Tensor cores not work as expected
I got the following results with cudatensorcoregemm by using high performance kernel and simple_wmma_gemm kernel. It seems that high performance kernel is worse than simply_emma gemm kernel,and I get same result with other Tensor core samples.
Initializing... GPU Device 0: "Ampere" with compute capability 8.6 M: 4096 (16 x 256) N: 4096 (16 x 256) K: 4096 (16 x 256) Preparing data for GPU... Required shared memory size: 64 Kb Computing... using high performance kernel compute_gemm Time: 540.459900 ms TFLOPS: 0.25
Initializing... GPU Device 0: "Ampere" with compute capability 8.6 M: 4096 (16 x 256) N: 4096 (16 x 256) K: 4096 (16 x 256) Preparing data for GPU... Required shared memory size: 64 Kb Computing... using simple_wmma_gemm kernel Time: 191.521790 ms TFLOPS: 0.72
system : windows11 GPU : NVIDIA GeFore RTX 3070 Laptop GPU cuda : 11.6
I got the same results with you, waiting for reply.
SAME results i got too( same GPU : NVIDIA GeFore RTX 3070 Laptop GPU).

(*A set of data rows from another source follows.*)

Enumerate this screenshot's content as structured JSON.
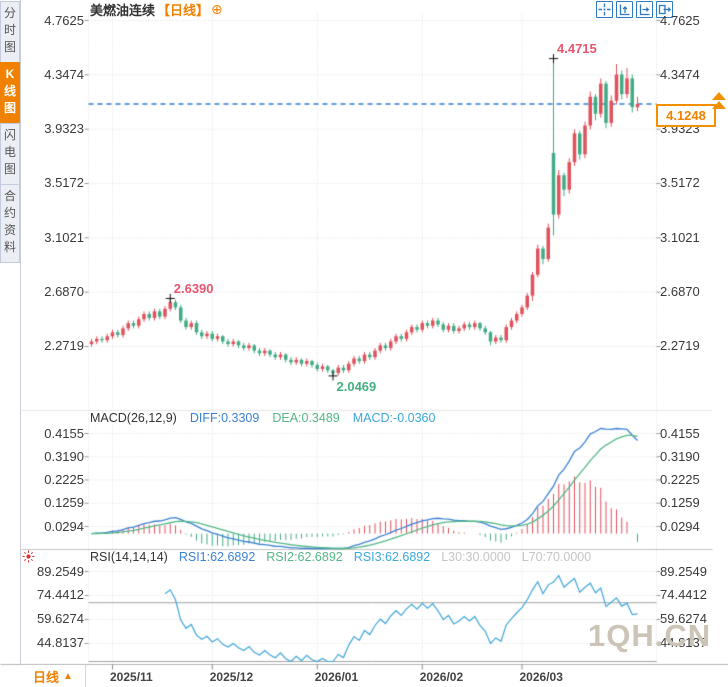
{
  "window": {
    "title": "美燃油连续",
    "period_tag": "【日线】",
    "add_icon": "⊕"
  },
  "sidebar": {
    "items": [
      {
        "label": "分时图",
        "active": false
      },
      {
        "label": "K线图",
        "active": true
      },
      {
        "label": "闪电图",
        "active": false
      },
      {
        "label": "合约资料",
        "active": false
      }
    ]
  },
  "toolbar": {
    "icons": [
      "crosshair",
      "scale-y-axis",
      "scale-x-axis",
      "pan-to-latest"
    ]
  },
  "colors": {
    "up": "#e0525c",
    "down": "#42ab85",
    "diff_line": "#3b82d4",
    "dea_line": "#55b787",
    "rsi_line": "#41a6d9",
    "accent": "#f18101",
    "dashed_price_line": "#2b7fd9",
    "annotation_high": "#e6566e",
    "annotation_low": "#45b07f",
    "grid": "#dcdcdc",
    "level_line": "#a3a3a3"
  },
  "macd": {
    "header": {
      "name": "MACD(26,12,9)",
      "diff": "DIFF:0.3309",
      "dea": "DEA:0.3489",
      "macd": "MACD:-0.0360"
    }
  },
  "rsi": {
    "header": {
      "name": "RSI(14,14,14)",
      "r1": "RSI1:62.6892",
      "r2": "RSI2:62.6892",
      "r3": "RSI3:62.6892",
      "l30": "L30:30.0000",
      "l70": "L70:70.0000"
    }
  },
  "bottom_bar": {
    "period_label": "日线",
    "arrow": "▲"
  },
  "price_marker": {
    "value": "4.1248"
  },
  "watermark": "1QH.CN",
  "chart_data": {
    "type": "candlestick",
    "instrument": "美燃油连续",
    "period": "日线",
    "y_axis_ticks_main": [
      4.7625,
      4.3474,
      3.9323,
      3.5172,
      3.1021,
      2.687,
      2.2719
    ],
    "y_axis_ticks_macd": [
      0.4155,
      0.319,
      0.2225,
      0.1259,
      0.0294
    ],
    "y_axis_ticks_rsi": [
      89.2549,
      74.4412,
      59.6274,
      44.8137
    ],
    "x_ticks": [
      {
        "label": "2025/11",
        "index": 4
      },
      {
        "label": "2025/12",
        "index": 23
      },
      {
        "label": "2026/01",
        "index": 43
      },
      {
        "label": "2026/02",
        "index": 63
      },
      {
        "label": "2026/03",
        "index": 82
      }
    ],
    "annotations": {
      "spike_high": {
        "index": 88,
        "label": "4.4715",
        "value": 4.4715,
        "side": "high"
      },
      "swing_high": {
        "index": 15,
        "label": "2.6390",
        "value": 2.639,
        "side": "high"
      },
      "swing_low": {
        "index": 46,
        "label": "2.0469",
        "value": 2.0469,
        "side": "low"
      },
      "last_price": 4.1248
    },
    "indicators": {
      "macd": {
        "params": [
          26,
          12,
          9
        ],
        "diff": 0.3309,
        "dea": 0.3489,
        "macd": -0.036
      },
      "rsi": {
        "params": [
          14,
          14,
          14
        ],
        "rsi1": 62.6892,
        "rsi2": 62.6892,
        "rsi3": 62.6892,
        "l30": 30.0,
        "l70": 70.0
      }
    },
    "candles": [
      [
        2.29,
        2.33,
        2.27,
        2.31
      ],
      [
        2.31,
        2.35,
        2.29,
        2.33
      ],
      [
        2.33,
        2.35,
        2.3,
        2.32
      ],
      [
        2.32,
        2.37,
        2.3,
        2.35
      ],
      [
        2.35,
        2.4,
        2.33,
        2.38
      ],
      [
        2.38,
        2.4,
        2.34,
        2.36
      ],
      [
        2.36,
        2.43,
        2.34,
        2.41
      ],
      [
        2.41,
        2.47,
        2.39,
        2.45
      ],
      [
        2.45,
        2.47,
        2.41,
        2.43
      ],
      [
        2.43,
        2.5,
        2.41,
        2.48
      ],
      [
        2.48,
        2.54,
        2.46,
        2.52
      ],
      [
        2.52,
        2.54,
        2.47,
        2.49
      ],
      [
        2.49,
        2.56,
        2.47,
        2.54
      ],
      [
        2.54,
        2.56,
        2.48,
        2.5
      ],
      [
        2.5,
        2.58,
        2.48,
        2.56
      ],
      [
        2.56,
        2.639,
        2.54,
        2.61
      ],
      [
        2.61,
        2.63,
        2.55,
        2.57
      ],
      [
        2.57,
        2.59,
        2.45,
        2.47
      ],
      [
        2.47,
        2.49,
        2.4,
        2.42
      ],
      [
        2.42,
        2.47,
        2.4,
        2.45
      ],
      [
        2.45,
        2.47,
        2.36,
        2.38
      ],
      [
        2.38,
        2.4,
        2.33,
        2.35
      ],
      [
        2.35,
        2.39,
        2.33,
        2.37
      ],
      [
        2.37,
        2.39,
        2.31,
        2.33
      ],
      [
        2.33,
        2.37,
        2.31,
        2.35
      ],
      [
        2.35,
        2.36,
        2.29,
        2.31
      ],
      [
        2.31,
        2.33,
        2.27,
        2.29
      ],
      [
        2.29,
        2.33,
        2.27,
        2.31
      ],
      [
        2.31,
        2.32,
        2.26,
        2.28
      ],
      [
        2.28,
        2.3,
        2.24,
        2.26
      ],
      [
        2.26,
        2.3,
        2.24,
        2.28
      ],
      [
        2.28,
        2.29,
        2.22,
        2.24
      ],
      [
        2.24,
        2.26,
        2.2,
        2.22
      ],
      [
        2.22,
        2.26,
        2.2,
        2.24
      ],
      [
        2.24,
        2.25,
        2.19,
        2.21
      ],
      [
        2.21,
        2.23,
        2.17,
        2.19
      ],
      [
        2.19,
        2.23,
        2.17,
        2.21
      ],
      [
        2.21,
        2.22,
        2.15,
        2.17
      ],
      [
        2.17,
        2.19,
        2.13,
        2.15
      ],
      [
        2.15,
        2.19,
        2.13,
        2.17
      ],
      [
        2.17,
        2.18,
        2.12,
        2.14
      ],
      [
        2.14,
        2.18,
        2.12,
        2.16
      ],
      [
        2.16,
        2.17,
        2.11,
        2.13
      ],
      [
        2.13,
        2.15,
        2.08,
        2.1
      ],
      [
        2.1,
        2.14,
        2.08,
        2.12
      ],
      [
        2.12,
        2.13,
        2.07,
        2.09
      ],
      [
        2.09,
        2.1,
        2.0469,
        2.07
      ],
      [
        2.07,
        2.13,
        2.05,
        2.11
      ],
      [
        2.11,
        2.13,
        2.07,
        2.09
      ],
      [
        2.09,
        2.16,
        2.07,
        2.14
      ],
      [
        2.14,
        2.2,
        2.12,
        2.18
      ],
      [
        2.18,
        2.2,
        2.14,
        2.16
      ],
      [
        2.16,
        2.23,
        2.14,
        2.21
      ],
      [
        2.21,
        2.23,
        2.17,
        2.19
      ],
      [
        2.19,
        2.26,
        2.17,
        2.24
      ],
      [
        2.24,
        2.3,
        2.22,
        2.28
      ],
      [
        2.28,
        2.3,
        2.24,
        2.26
      ],
      [
        2.26,
        2.33,
        2.24,
        2.31
      ],
      [
        2.31,
        2.37,
        2.29,
        2.35
      ],
      [
        2.35,
        2.37,
        2.31,
        2.33
      ],
      [
        2.33,
        2.4,
        2.31,
        2.38
      ],
      [
        2.38,
        2.44,
        2.36,
        2.42
      ],
      [
        2.42,
        2.44,
        2.38,
        2.4
      ],
      [
        2.4,
        2.47,
        2.38,
        2.45
      ],
      [
        2.45,
        2.47,
        2.41,
        2.43
      ],
      [
        2.43,
        2.49,
        2.41,
        2.47
      ],
      [
        2.47,
        2.49,
        2.42,
        2.44
      ],
      [
        2.44,
        2.46,
        2.38,
        2.4
      ],
      [
        2.4,
        2.45,
        2.38,
        2.43
      ],
      [
        2.43,
        2.45,
        2.37,
        2.39
      ],
      [
        2.39,
        2.43,
        2.37,
        2.41
      ],
      [
        2.41,
        2.46,
        2.39,
        2.44
      ],
      [
        2.44,
        2.46,
        2.4,
        2.42
      ],
      [
        2.42,
        2.47,
        2.4,
        2.45
      ],
      [
        2.45,
        2.46,
        2.39,
        2.41
      ],
      [
        2.41,
        2.43,
        2.36,
        2.38
      ],
      [
        2.38,
        2.39,
        2.28,
        2.31
      ],
      [
        2.31,
        2.36,
        2.29,
        2.34
      ],
      [
        2.34,
        2.36,
        2.3,
        2.32
      ],
      [
        2.32,
        2.44,
        2.3,
        2.42
      ],
      [
        2.42,
        2.49,
        2.4,
        2.47
      ],
      [
        2.47,
        2.54,
        2.45,
        2.52
      ],
      [
        2.52,
        2.59,
        2.5,
        2.57
      ],
      [
        2.57,
        2.68,
        2.55,
        2.66
      ],
      [
        2.66,
        2.84,
        2.62,
        2.82
      ],
      [
        2.82,
        3.05,
        2.8,
        3.02
      ],
      [
        3.02,
        3.04,
        2.9,
        2.94
      ],
      [
        2.94,
        3.21,
        2.92,
        3.18
      ],
      [
        3.75,
        4.4715,
        3.12,
        3.28
      ],
      [
        3.28,
        3.62,
        3.25,
        3.58
      ],
      [
        3.58,
        3.6,
        3.42,
        3.47
      ],
      [
        3.47,
        3.71,
        3.44,
        3.68
      ],
      [
        3.68,
        3.93,
        3.65,
        3.9
      ],
      [
        3.9,
        3.92,
        3.7,
        3.74
      ],
      [
        3.74,
        3.99,
        3.71,
        3.96
      ],
      [
        3.96,
        4.22,
        3.93,
        4.18
      ],
      [
        4.18,
        4.2,
        4.0,
        4.05
      ],
      [
        4.05,
        4.32,
        4.02,
        4.28
      ],
      [
        4.28,
        4.3,
        3.94,
        3.98
      ],
      [
        3.98,
        4.19,
        3.95,
        4.15
      ],
      [
        4.15,
        4.43,
        4.12,
        4.35
      ],
      [
        4.35,
        4.38,
        4.16,
        4.2
      ],
      [
        4.2,
        4.4,
        4.17,
        4.32
      ],
      [
        4.32,
        4.35,
        4.06,
        4.1
      ],
      [
        4.1,
        4.18,
        4.07,
        4.1248
      ]
    ]
  }
}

Could you please check this??? @mdoijade @Ru7w1k @AndyDick thanks so much.
@Aikol I switch the debug configurations to release configurations and get a reasonable result, hope it helps you too.
@iseanwang I got the same result with you. Release configurations far outperforms debug configurations,and in release configurations,high performance kernel is better than simple kernel.This should be related to the optimization of debug(ex.O=2). But I still can't understand why high performance kernel and simple kernel have opposite behavior in release configuration and debug configuration.